Provider and Payer Analysis Supports Potential Commercialization of Innovation Pharmaceutical's Brilacidin as a Novel Oral Mucositis Drug Candidate

提供者和支付者分析支持創新制藥公司的Brilacidin作為新型口腔粘膜炎候選藥物的潛在商業化
Accesswire ·  2022/07/22 19:35

WAKEFIELD, MA / ACCESSWIRE / July 22, 2022 / Innovation Pharmaceuticals (OTCQB:IPIX) ("the Company"), a clinical stage biopharmaceutical company, today provided an update on the Company's Brilacidin program in Oral Mucositis (OM). Brilacidin, delivered as an oral rinse, was shown in Phase 2 clinical testing (NCT02324335) to reduce incidence, delay onset and decrease duration of severe OM (WHO Grade ≥ 3) in Head and Neck Cancer (HNC) patients receiving chemoradiation. The Company and FDA have completed an End-of-Phase 2 meeting and agreed to an acceptable Phase 3 program.

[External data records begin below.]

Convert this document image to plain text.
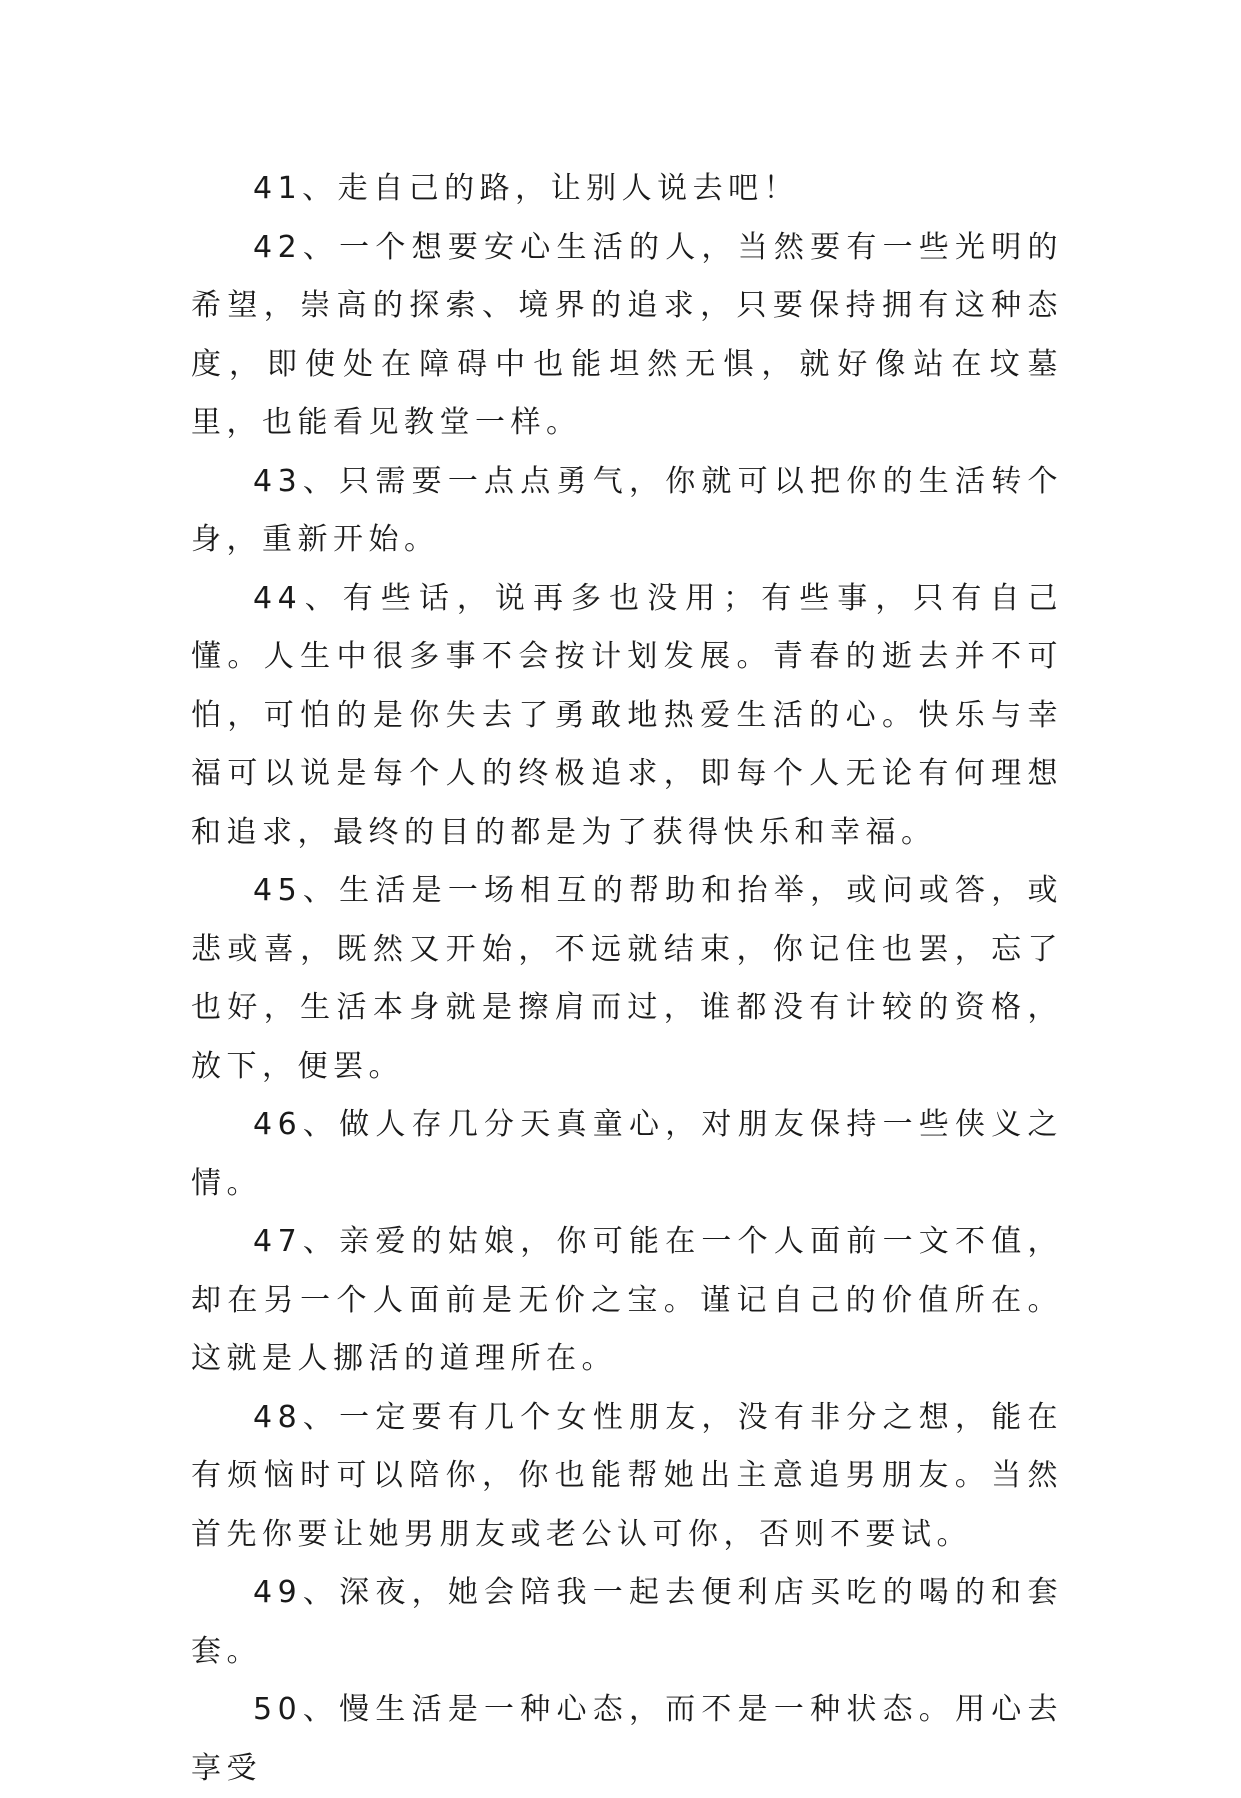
41、走自己的路，让别人说去吧！

42、一个想要安心生活的人，当然要有一些光明的希望，崇高的探索、境界的追求，只要保持拥有这种态度，即使处在障碍中也能坦然无惧，就好像站在坟墓里，也能看见教堂一样。

43、只需要一点点勇气，你就可以把你的生活转个身，重新开始。

44、有些话，说再多也没用；有些事，只有自己懂。人生中很多事不会按计划发展。青春的逝去并不可怕，可怕的是你失去了勇敢地热爱生活的心。快乐与幸福可以说是每个人的终极追求，即每个人无论有何理想和追求，最终的目的都是为了获得快乐和幸福。

45、生活是一场相互的帮助和抬举，或问或答，或悲或喜，既然又开始，不远就结束，你记住也罢，忘了也好，生活本身就是擦肩而过，谁都没有计较的资格，放下，便罢。

46、做人存几分天真童心，对朋友保持一些侠义之情。

47、亲爱的姑娘，你可能在一个人面前一文不值，却在另一个人面前是无价之宝。谨记自己的价值所在。这就是人挪活的道理所在。

48、一定要有几个女性朋友，没有非分之想，能在有烦恼时可以陪你，你也能帮她出主意追男朋友。当然首先你要让她男朋友或老公认可你，否则不要试。

49、深夜，她会陪我一起去便利店买吃的喝的和套套。

50、慢生活是一种心态，而不是一种状态。用心去享受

馬薩諸塞州韋克菲爾德/ACCESSWIRE/2022/臨牀階段生物製藥公司創新制藥(場外交易市場代碼:IPIX)(以下簡稱“公司”)今天提供了該公司治療口腔粘膜炎(OM)的Brilacidin計劃的最新情況。2期臨牀試驗(NCT02324335)顯示,Brilacidin以口腔含漱劑的形式提供,可減少接受化療的頭頸癌患者嚴重OM(WHO分級≥3)的發生率、延遲發病和縮短病程。該公司和FDA已經完成了第二階段結束會議,並就可接受的第三階段計劃達成一致。

To assess current insurance programs and Brilacidin's overall commercialization potential in OM, the Company engaged separate consulting firms to analyze the provider and payer landscape -- specifically, the likelihood of clinicians to prescribe and insurers to reimburse a novel OM treatment, such as Brilacidin, should it eventually gain marketing approval. Results of this analysis are summarized below.

為了評估目前的保險計劃和Brilacidin在OM中的整體商業化潛力,該公司聘請了不同的諮詢公司來分析供應商和付款人的情況--具體地説,如果一種新的OM療法(如Brilacidin)最終獲得上市批准,臨牀醫生開出處方的可能性和保險公司報銷這種藥物的可能性。這一分析的結果總結如下。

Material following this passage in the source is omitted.